German news media ran a story yesterday about a hack by "Advanced Persistent Threat 28", purportedly of Russian origin, who penetrated the data networks of Germany's federal government and its security institutions. That is to say the German equivalents of the entire executive branch, including chancellor, cabinet, and executive branch agencies like CIA, FBI, ICE, federal and state police services, military intelligence and security command. Yes, let that sink in.

Counter-intelligence noticed the breach in December. At that point the systems had been compromised for the better part of a year. A year.


Notwithstanding the fact that all journalism related to this attack is abysmal - in particular the "let's blame a sovereign nation for what amounts to a cyber act of war" based on what: an IP address? a common methodology? - the fact that a breach at federal level can remain undetected for a year speaks to how woefully unprepared Germany is in cybersecurity.

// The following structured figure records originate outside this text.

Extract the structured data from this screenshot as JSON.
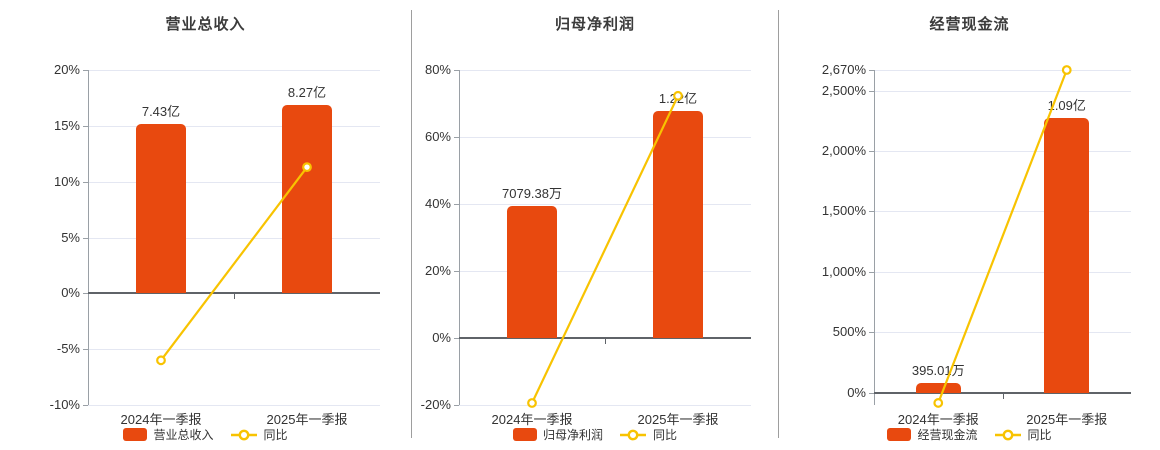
{
  "colors": {
    "bar": "#e8490f",
    "line": "#f8c301",
    "marker_fill": "#ffffff",
    "grid": "#e4e7f2",
    "zero_line": "#5f6368",
    "y_axis": "#9aa0a6",
    "text": "#333333",
    "title": "#3b3b3b",
    "divider": "#9e9e9e",
    "background": "#ffffff"
  },
  "chart_data": [
    {
      "type": "bar",
      "title": "营业总收入",
      "categories": [
        "2024年一季报",
        "2025年一季报"
      ],
      "ylim": [
        -10,
        20
      ],
      "y_ticks": {
        "labels": [
          "20%",
          "15%",
          "10%",
          "5%",
          "0%",
          "-5%",
          "-10%"
        ],
        "values": [
          20,
          15,
          10,
          5,
          0,
          -5,
          -10
        ]
      },
      "grid": true,
      "legend_position": "bottom",
      "legend": [
        "营业总收入",
        "同比"
      ],
      "series": [
        {
          "name": "营业总收入",
          "type": "bar",
          "value_labels": [
            "7.43亿",
            "8.27亿"
          ],
          "bar_top_axis_values": [
            15.15,
            16.87
          ]
        },
        {
          "name": "同比",
          "type": "line",
          "values_pct": [
            -6.0,
            11.3
          ]
        }
      ]
    },
    {
      "type": "bar",
      "title": "归母净利润",
      "categories": [
        "2024年一季报",
        "2025年一季报"
      ],
      "ylim": [
        -20,
        80
      ],
      "y_ticks": {
        "labels": [
          "80%",
          "60%",
          "40%",
          "20%",
          "0%",
          "-20%"
        ],
        "values": [
          80,
          60,
          40,
          20,
          0,
          -20
        ]
      },
      "grid": true,
      "legend_position": "bottom",
      "legend": [
        "归母净利润",
        "同比"
      ],
      "series": [
        {
          "name": "归母净利润",
          "type": "bar",
          "value_labels": [
            "7079.38万",
            "1.22亿"
          ],
          "bar_top_axis_values": [
            39.3,
            67.8
          ]
        },
        {
          "name": "同比",
          "type": "line",
          "values_pct": [
            -19.4,
            72.3
          ]
        }
      ]
    },
    {
      "type": "bar",
      "title": "经营现金流",
      "categories": [
        "2024年一季报",
        "2025年一季报"
      ],
      "ylim": [
        -100,
        2670
      ],
      "y_ticks": {
        "labels": [
          "2,670%",
          "2,500%",
          "2,000%",
          "1,500%",
          "1,000%",
          "500%",
          "0%"
        ],
        "values": [
          2670,
          2500,
          2000,
          1500,
          1000,
          500,
          0
        ]
      },
      "grid": true,
      "legend_position": "bottom",
      "legend": [
        "经营现金流",
        "同比"
      ],
      "series": [
        {
          "name": "经营现金流",
          "type": "bar",
          "value_labels": [
            "395.01万",
            "1.09亿"
          ],
          "bar_top_axis_values": [
            82.5,
            2276
          ]
        },
        {
          "name": "同比",
          "type": "line",
          "values_pct": [
            -83,
            2670
          ]
        }
      ]
    }
  ]
}
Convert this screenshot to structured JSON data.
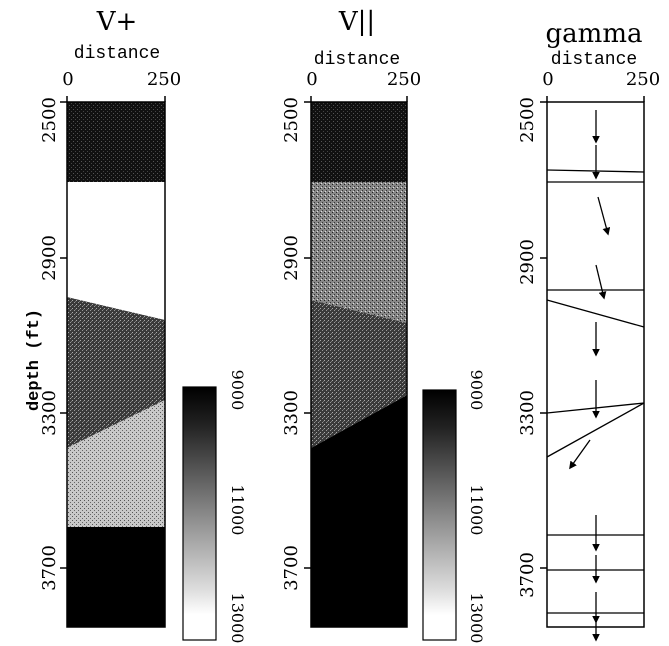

At this point, one should assume that there is no such thing as German state or economic secrets. Everything has been compromised. For a nation that used to pride itself on security and the strength of its intellectual property, this is a very sad day indeed.

2 responses
The other side of the question is what to trust. + hardware is compromised with backdoors (Intel CPU with the hidden processor) + software is compromised (Windows, Android, Linux+SE) + communications are compromised (Telekom giving data away like no tomorrow) + these "hacking" news are quick to point out RU, to satisfy the ruling system Real cybersec in Germany is made today by indie developers. Very seldom they ever get investment support or visibility, contrary to what one finds in US, RU, IL, UK, CN and FR. Still, it seems to be an intentional business strategy of the gov to keep weak cybersec around here. There isn't a real interest to change that anywhere soon.
Brito, thanks for the comment. I think you're right. It's funny that everyone keeps pushing "digitization" when the very foundation of that system - whether or not I can trust a signature - is eroded. The same is true for privacy.